Ieri ho preso il treno e sono andato a Torino, perché nella mia modesta cittadina di provincia, David Gilmour non era previsto. Da Ivrea a Torino il viaggio è una tratta che comporta un'ora di sguardi dal finestrino. L'occhio scorre sulla campagna piemontese quasi in tinta con il cielo grigio. Ma forse è solo l'effetto velenoso del cemento che si rosicchia vieppiù ogni fetta di verde.
Una volta nel capoluogo mi accorgo che quelli che se la passano male sono sempre più numerosi. C'è sempre più gente afflosciata sui marciapiedi a chiedere l'elemosina. Un clochard fantasioso, al posto del classico cane costretto alla questua, esibisce un orso di pelouche lungo più di un metro. L'orso se ne sta a pancia in giù con le 4 zampe divaricate.
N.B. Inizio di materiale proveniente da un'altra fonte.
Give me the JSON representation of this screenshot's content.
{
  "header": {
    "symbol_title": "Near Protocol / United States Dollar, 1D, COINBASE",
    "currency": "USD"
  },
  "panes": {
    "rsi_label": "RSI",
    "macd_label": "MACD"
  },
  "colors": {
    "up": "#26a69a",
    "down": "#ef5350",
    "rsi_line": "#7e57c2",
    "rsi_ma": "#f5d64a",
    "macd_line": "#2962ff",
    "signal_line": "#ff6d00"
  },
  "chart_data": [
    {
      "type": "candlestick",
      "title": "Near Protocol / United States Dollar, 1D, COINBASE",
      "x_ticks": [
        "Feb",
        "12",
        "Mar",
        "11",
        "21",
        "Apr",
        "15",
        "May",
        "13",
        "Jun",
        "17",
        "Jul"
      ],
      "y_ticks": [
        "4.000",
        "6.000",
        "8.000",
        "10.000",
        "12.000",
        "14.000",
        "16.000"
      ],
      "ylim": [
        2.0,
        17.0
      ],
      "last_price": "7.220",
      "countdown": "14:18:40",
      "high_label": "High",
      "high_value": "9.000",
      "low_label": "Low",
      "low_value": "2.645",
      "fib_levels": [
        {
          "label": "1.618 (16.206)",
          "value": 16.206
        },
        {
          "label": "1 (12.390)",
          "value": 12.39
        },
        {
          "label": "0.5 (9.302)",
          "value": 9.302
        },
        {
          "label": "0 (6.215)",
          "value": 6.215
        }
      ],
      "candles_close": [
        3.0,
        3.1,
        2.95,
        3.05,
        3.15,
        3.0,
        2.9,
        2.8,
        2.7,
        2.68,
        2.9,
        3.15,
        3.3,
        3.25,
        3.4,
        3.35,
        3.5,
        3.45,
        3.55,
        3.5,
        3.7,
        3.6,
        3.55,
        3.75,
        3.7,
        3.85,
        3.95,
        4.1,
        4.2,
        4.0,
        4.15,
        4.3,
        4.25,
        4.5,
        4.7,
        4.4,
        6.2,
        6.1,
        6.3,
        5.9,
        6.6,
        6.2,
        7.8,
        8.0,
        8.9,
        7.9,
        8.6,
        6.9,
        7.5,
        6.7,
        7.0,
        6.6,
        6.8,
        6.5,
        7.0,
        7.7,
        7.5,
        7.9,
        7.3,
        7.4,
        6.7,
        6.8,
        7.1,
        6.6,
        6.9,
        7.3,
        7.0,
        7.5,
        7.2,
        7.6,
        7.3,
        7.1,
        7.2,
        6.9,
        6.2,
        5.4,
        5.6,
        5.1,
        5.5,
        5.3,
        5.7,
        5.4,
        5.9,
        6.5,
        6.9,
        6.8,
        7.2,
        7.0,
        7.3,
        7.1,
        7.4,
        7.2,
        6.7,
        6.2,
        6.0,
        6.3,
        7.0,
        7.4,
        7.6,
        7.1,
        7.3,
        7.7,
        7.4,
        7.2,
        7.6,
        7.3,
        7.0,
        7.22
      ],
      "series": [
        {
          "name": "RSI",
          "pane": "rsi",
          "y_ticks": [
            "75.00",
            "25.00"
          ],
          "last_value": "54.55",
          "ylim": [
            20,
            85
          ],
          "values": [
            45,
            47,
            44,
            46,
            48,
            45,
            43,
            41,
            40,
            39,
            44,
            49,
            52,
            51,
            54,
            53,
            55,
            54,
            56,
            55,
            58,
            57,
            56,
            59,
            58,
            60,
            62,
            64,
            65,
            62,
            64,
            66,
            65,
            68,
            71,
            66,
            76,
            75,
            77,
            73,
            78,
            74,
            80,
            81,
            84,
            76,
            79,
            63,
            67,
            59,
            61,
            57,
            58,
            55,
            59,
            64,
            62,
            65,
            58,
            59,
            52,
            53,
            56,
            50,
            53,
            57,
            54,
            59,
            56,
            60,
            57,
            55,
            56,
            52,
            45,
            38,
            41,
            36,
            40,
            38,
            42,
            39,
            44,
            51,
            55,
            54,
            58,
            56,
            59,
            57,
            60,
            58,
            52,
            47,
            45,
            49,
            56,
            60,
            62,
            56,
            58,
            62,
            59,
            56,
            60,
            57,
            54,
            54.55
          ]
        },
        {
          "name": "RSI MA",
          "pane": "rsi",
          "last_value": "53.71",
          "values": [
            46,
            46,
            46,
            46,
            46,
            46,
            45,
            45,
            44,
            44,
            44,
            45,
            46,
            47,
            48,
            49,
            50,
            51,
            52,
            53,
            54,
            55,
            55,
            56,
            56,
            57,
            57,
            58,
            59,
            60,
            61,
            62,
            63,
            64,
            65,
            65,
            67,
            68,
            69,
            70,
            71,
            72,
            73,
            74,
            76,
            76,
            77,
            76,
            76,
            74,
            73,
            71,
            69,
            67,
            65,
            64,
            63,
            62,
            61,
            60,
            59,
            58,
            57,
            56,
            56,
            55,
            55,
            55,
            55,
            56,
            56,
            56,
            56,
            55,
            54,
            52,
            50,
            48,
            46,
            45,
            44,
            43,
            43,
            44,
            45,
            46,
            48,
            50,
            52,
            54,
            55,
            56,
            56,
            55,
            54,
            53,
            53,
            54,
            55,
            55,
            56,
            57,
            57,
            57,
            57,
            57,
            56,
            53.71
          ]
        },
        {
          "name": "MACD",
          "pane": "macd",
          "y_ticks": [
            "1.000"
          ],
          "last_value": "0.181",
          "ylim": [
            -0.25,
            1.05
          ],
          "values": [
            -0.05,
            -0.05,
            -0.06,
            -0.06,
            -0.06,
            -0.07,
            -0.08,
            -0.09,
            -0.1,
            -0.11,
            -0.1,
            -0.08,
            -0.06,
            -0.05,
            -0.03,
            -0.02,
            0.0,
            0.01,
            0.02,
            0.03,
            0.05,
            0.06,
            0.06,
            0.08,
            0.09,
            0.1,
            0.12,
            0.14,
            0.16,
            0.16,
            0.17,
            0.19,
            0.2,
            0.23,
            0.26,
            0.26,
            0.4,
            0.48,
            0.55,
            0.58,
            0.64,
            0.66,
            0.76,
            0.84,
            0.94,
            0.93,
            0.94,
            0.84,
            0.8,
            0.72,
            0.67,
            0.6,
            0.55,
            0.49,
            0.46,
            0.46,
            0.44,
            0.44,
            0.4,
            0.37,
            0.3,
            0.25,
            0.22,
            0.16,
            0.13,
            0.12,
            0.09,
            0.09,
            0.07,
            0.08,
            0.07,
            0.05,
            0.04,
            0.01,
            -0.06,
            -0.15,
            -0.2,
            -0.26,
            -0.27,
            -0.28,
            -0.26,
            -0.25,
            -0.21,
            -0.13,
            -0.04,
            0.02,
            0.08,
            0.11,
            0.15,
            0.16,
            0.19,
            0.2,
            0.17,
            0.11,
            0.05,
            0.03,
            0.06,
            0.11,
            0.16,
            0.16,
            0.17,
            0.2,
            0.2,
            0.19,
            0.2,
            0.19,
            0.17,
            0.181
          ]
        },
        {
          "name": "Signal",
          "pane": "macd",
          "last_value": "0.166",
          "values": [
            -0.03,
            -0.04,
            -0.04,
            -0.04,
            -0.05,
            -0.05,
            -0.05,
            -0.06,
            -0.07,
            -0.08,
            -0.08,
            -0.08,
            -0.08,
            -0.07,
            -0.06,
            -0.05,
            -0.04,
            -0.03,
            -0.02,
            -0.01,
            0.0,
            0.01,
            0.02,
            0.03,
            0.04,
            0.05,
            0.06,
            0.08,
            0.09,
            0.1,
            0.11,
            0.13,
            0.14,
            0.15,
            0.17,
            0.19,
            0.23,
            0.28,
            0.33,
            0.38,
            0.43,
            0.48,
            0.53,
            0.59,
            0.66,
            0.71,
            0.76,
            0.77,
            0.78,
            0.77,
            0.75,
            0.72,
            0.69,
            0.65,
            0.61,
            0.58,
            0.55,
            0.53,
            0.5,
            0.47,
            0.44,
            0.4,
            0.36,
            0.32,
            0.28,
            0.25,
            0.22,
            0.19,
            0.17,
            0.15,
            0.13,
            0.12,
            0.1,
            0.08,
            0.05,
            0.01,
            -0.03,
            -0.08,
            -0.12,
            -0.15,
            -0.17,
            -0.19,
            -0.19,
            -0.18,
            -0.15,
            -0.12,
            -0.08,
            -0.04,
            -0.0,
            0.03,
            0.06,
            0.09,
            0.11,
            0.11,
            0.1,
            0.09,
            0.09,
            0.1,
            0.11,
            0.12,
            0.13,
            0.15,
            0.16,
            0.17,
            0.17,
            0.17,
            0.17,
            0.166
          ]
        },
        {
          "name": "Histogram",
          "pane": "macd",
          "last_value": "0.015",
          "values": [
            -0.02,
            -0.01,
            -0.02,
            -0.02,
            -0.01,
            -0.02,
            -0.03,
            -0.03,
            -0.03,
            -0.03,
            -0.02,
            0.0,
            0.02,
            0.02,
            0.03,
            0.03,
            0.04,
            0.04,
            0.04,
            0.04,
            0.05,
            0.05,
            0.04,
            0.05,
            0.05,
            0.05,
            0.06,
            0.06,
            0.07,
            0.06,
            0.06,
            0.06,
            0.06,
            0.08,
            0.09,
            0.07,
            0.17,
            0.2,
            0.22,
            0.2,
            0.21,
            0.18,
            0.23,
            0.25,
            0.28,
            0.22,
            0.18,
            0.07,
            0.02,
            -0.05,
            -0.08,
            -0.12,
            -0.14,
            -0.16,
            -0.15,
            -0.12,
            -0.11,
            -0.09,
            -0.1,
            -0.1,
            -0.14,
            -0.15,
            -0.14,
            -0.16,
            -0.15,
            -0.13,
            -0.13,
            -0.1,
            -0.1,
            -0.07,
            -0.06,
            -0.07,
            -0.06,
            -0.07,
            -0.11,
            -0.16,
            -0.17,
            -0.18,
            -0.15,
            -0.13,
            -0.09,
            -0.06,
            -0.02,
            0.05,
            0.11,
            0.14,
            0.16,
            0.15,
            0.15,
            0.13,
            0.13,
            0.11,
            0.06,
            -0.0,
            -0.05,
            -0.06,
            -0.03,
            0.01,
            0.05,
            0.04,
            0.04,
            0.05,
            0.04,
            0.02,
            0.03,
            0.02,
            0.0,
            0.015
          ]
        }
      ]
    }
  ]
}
E' buffo e rende tutta la scena surreale e quasi divertente. Questo barbone sembra in gamba, deve avere una buona dose di autoironia.
Così dopo una discreta camminata entro al cinema, sala ipertecnologica con dolby stereo e quant'altro serve per gustare qualità del suono e immagini in 4K. Poi il concerto si apre, c'è l'anfiteatro di Pompei e la storia del rock sul palco. David Gilmour e il suo gruppo, con impressionante naturalezza, ci deliziano per due ore filate con la loro musica che ha qualcosa di planetario. Quello che Gilmour fa con la chitarra non si può descrivere nemmeno con la più osannante delle iperboli. Le sue dita sembrano ormai tagliate con l'accetta, dita avvizzite e ruvide come quelle di uno zappatore, ma ciò che ricavano dalle corde è miele nelle orecchie.
Alla fine, quando sei ben immerso nell'atmosfera e te ne staresti ancora lì per una decina di bis, il concerto finisce. Ritorno verso la stazione e risalgo sul treno. C'è aria di pioggia nell'aria e sui finestrini dove l'oscurità sembra caduta come una tenda.
Ripenso all'orso a pancia in giù che chiede l'elemosina. Probabilmente qualche goccia di pioggia gli sta cadendo addosso, presto assorbita dal panno lercio della sua pelle. Forse il barbone si accorge che piove, forse si alza, prende l'orso con sé e con lenta fatica si sposta altrove, cerca riparo sotto il portico. Davanti a lui scorre l'indifferenza del mondo. La città accende le sue luci, ma l'orso e il barbone vivono solo le sue ombre.
A casa, leggo su internet che David Gilmour è al 14 posto tra i chitarristi più grandi di sempre. Un talento artistico inarrivabile. Ho il suono della sua chitarra che vibra nella mia testa e sono ancora elettrizzato. Ma anche il barbone con il suo orso di pelouche ha il suo fascino. Il primo crea magie divine con la chitarra, l'altro trascina la sua follia lungo i marciapiedi; uno esplora la musica delle stelle, l'altro richiama la visione dal basso delle cose e vi trova dentro un sorriso.
Tutto questo sproloquio per dire: grazie Elena per la tua segnalazione altrimenti mi perdevo Gilmour e anche l'orso di pelouche steso nel nulla. Per me, indimenticabili entrambi.